Stability and error estimates of a general modified quasi-boundary value method via a semi-linear backward parabolic equation

TL;DR

This paper analyzes a modified quasi-boundary value regularization method for a semi-linear backward parabolic PDE, establishing stability and convergence rates for approximate solutions in an ill-posed setting.

Contribution

It introduces a new regularization approach for semi-linear backward parabolic equations, extending existing methods with stability and error estimates using nonlinear spectral theory.

Findings

Proves stability of the regularized solutions.

Establishes convergence rates for the approximation.

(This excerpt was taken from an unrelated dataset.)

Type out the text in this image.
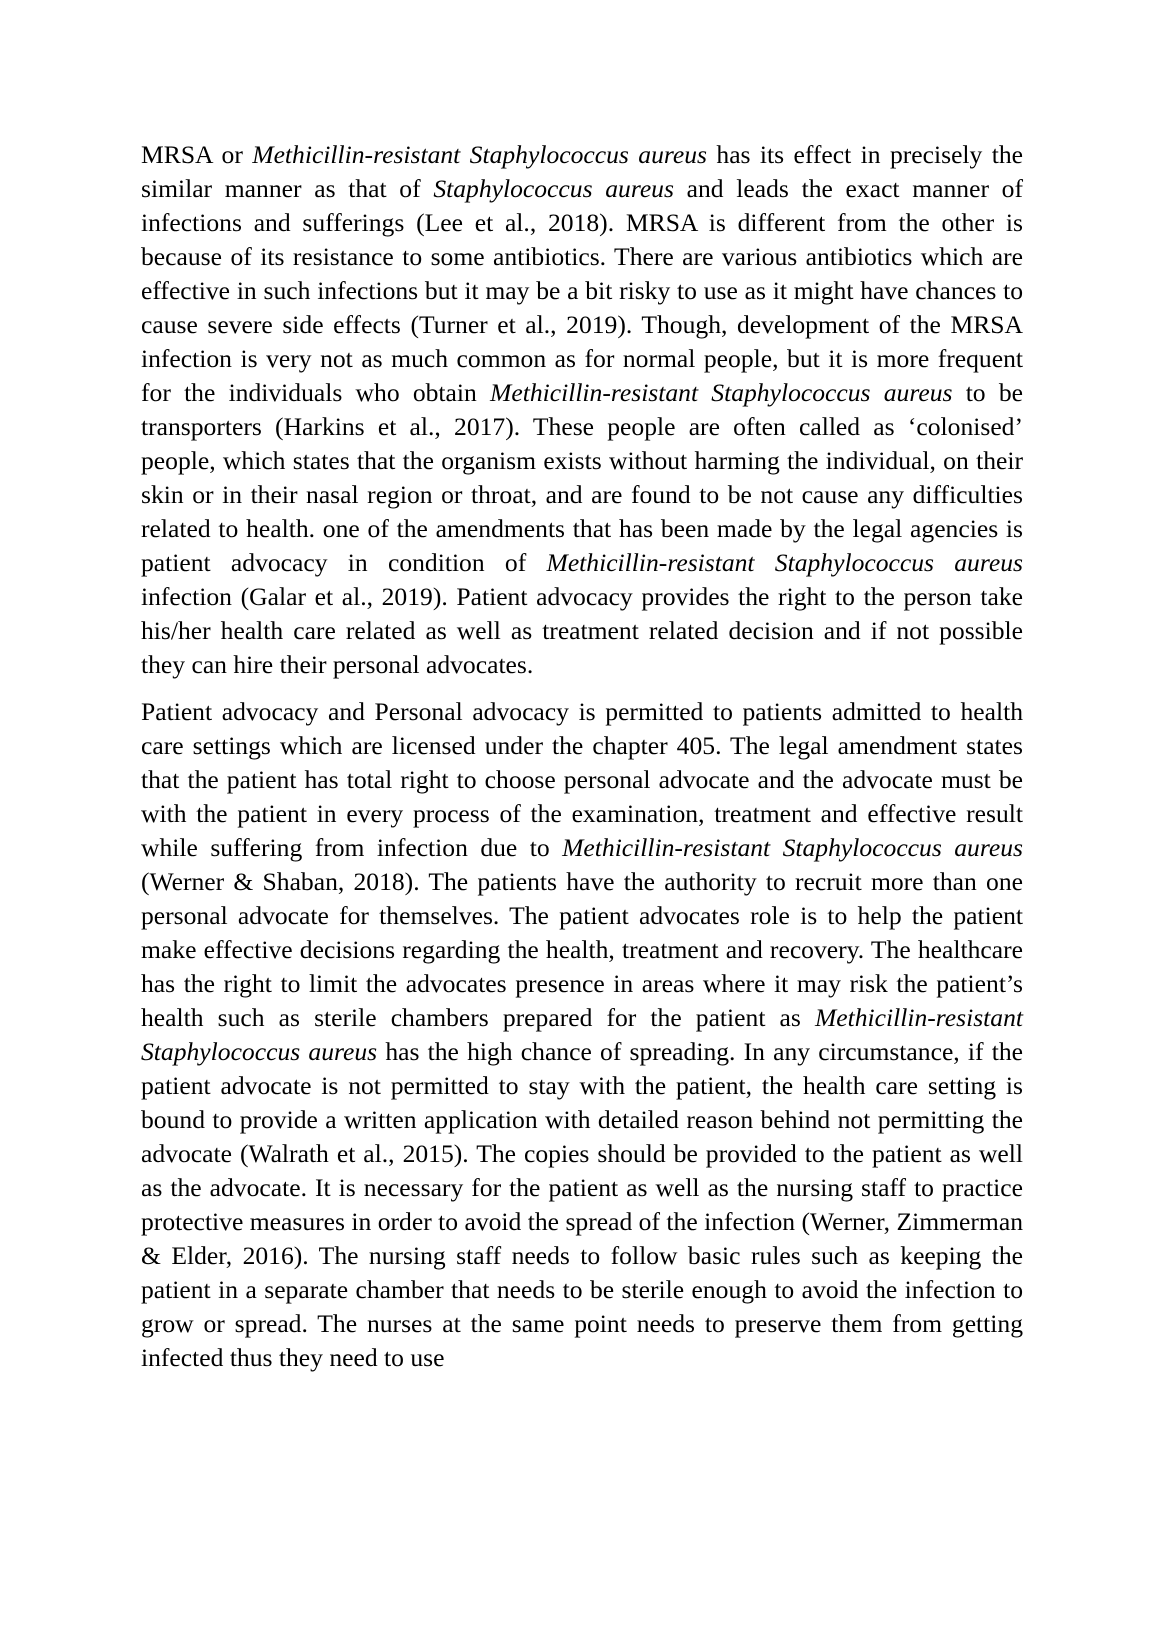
MRSA or Methicillin-resistant Staphylococcus aureus has its effect in precisely the similar manner as that of Staphylococcus aureus and leads the exact manner of infections and sufferings (Lee et al., 2018). MRSA is different from the other is because of its resistance to some antibiotics. There are various antibiotics which are effective in such infections but it may be a bit risky to use as it might have chances to cause severe side effects (Turner et al., 2019). Though, development of the MRSA infection is very not as much common as for normal people, but it is more frequent for the individuals who obtain Methicillin-resistant Staphylococcus aureus to be transporters (Harkins et al., 2017). These people are often called as ‘colonised’ people, which states that the organism exists without harming the individual, on their skin or in their nasal region or throat, and are found to be not cause any difficulties related to health. one of the amendments that has been made by the legal agencies is patient advocacy in condition of Methicillin-resistant Staphylococcus aureus infection (Galar et al., 2019). Patient advocacy provides the right to the person take his/her health care related as well as treatment related decision and if not possible they can hire their personal advocates.

Patient advocacy and Personal advocacy is permitted to patients admitted to health care settings which are licensed under the chapter 405. The legal amendment states that the patient has total right to choose personal advocate and the advocate must be with the patient in every process of the examination, treatment and effective result while suffering from infection due to Methicillin-resistant Staphylococcus aureus (Werner & Shaban, 2018). The patients have the authority to recruit more than one personal advocate for themselves. The patient advocates role is to help the patient make effective decisions regarding the health, treatment and recovery. The healthcare has the right to limit the advocates presence in areas where it may risk the patient’s health such as sterile chambers prepared for the patient as Methicillin-resistant Staphylococcus aureus has the high chance of spreading. In any circumstance, if the patient advocate is not permitted to stay with the patient, the health care setting is bound to provide a written application with detailed reason behind not permitting the advocate (Walrath et al., 2015). The copies should be provided to the patient as well as the advocate. It is necessary for the patient as well as the nursing staff to practice protective measures in order to avoid the spread of the infection (Werner, Zimmerman & Elder, 2016). The nursing staff needs to follow basic rules such as keeping the patient in a separate chamber that needs to be sterile enough to avoid the infection to grow or spread. The nurses at the same point needs to preserve them from getting infected thus they need to use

Extends previous results to semi-linear cases.

Abstract

Regularization methods have been recently developed to construct stable approximate solutions to classical partial differential equations considered as final value problems. In this paper, we investigate the backward parabolic problem with locally Lipschitz source: $\partial_{t}u+\mu\left(t\right)\mathcal{A}u\left(t\right)=f\left(t,u\right)$ where $\mathcal{A}:\mathcal{D}\left(\mathcal{A}\right)\subset\mathcal{H}\to\mathcal{H}$ is a positive, self-adjoint and unbounded linear operator on the Hilbert space $\mathcal{H}$. The problem arises in many applications, but it is in general ill-posed. The ill-posedness is caused by catastrophic growth in the representation of solution, then independence of solution on data makes computational procedures impossible. Therefore, we contribute to this interesting field the study of the stable approximation solution via the modified quasi-boundary value method based on nonlinear spectral theory, which slightly extends the results in many works. Our main focus is to qualitatively prove the stability and convergence rate where semi-group technicalities are highly useful.